'Crazy price' puts off Chinese developer at Darlinghurst auction
The property at 89 Crown Street, Darlinghurst, sold under the hammer for $4.87 million. Photo: Supplied

'Crazy price' puts off Chinese developer at Darlinghurst auction

The Shanghai-based developer was dead keen ahead of the auction of the Darlinghurst corner site, not far from where Tilly Devine ran one of her illegal brothels.

These days, it would be criminal for 89 Crown Street – the former Il Vicoletto restaurant where Papa Luciano did a mean Bolognese – not to be an apartment block.

Jay Kang, who heads to Sydney from Shanghai every three months looking for the next opportunity, has already built some big apartment blocks in Eastwood and Penrith.

He thought the $3.5 million that CBRE agents Michael Khouri, Gemma Isgro and Nicholas Heaton had been quoting was on the money.

But bidding at Friday’s on-site auction, which attracted about 80 people and eight active participants, flew way beyond his expectations and a local consortium bought the property for $4.87 million.
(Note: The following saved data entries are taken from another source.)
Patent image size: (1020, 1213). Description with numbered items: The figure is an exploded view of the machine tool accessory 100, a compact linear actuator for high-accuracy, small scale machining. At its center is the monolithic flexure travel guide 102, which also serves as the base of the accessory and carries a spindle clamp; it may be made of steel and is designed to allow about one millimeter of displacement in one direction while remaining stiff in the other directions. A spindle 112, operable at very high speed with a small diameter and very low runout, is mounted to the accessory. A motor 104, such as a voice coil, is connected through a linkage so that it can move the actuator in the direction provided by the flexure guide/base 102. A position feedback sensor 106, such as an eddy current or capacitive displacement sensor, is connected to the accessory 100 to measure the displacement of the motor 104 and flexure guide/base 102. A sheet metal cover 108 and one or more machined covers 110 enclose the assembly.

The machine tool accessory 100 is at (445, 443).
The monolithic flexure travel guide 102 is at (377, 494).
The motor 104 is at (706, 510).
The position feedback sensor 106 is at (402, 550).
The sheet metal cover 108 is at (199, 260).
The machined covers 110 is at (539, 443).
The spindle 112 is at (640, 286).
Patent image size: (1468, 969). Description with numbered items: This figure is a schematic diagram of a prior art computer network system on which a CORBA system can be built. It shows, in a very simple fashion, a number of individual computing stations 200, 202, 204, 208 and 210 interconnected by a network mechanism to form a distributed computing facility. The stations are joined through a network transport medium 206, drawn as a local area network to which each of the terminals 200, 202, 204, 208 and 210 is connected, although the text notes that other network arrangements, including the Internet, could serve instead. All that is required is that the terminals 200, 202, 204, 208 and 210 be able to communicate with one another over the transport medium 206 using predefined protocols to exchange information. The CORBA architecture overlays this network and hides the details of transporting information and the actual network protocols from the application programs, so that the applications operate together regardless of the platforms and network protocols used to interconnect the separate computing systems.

Il Vicoletto restaurant, Darlinghurst, before it closed. Photo: Supplied Il Vicoletto restaurant, Darlinghurst, before it closed. Photo: Supplied

“That’s a crazy price,” said Kang, who didn’t bid and will now resume his search. Though he says there are slim pickings.

It was advertised as a “boutique unit site development” with a 22-metre height limit. Auctioneer David Scholes had said early on of the 239-square-metre site: “You’d have no trouble selling the 10 proposed apartments very smartly off the plan.”

Rabah Maraby, of Dot Design Group, who had thought the site would be perfect for his offices with some apartments above, had made the opening bid of $3.1 million and another at $3.4 million.

But he was blown away by the next offer of $4 million.

The property at 89 Crown Street, Darlinghurst, sold under the hammer for $4.87 million. Photo: Supplied Auctioneer David Scholes: “You’d have no trouble selling the 10 proposed apartments very smartly off the plan.” Photo: Supplied

CBRE said they couldn’t disclose the reserve. And the man acting for the actual buyer, the private local consortium, said he couldn’t reveal his client’s plans for the site.

“Almost $5 million – that’s a big price,” said Peter Metzner of the Arc Factory, who bought the block right behind at 58 Riley Street about a decade ago. He’s about to convert that site, which has been his office, into a six-storey commercial building.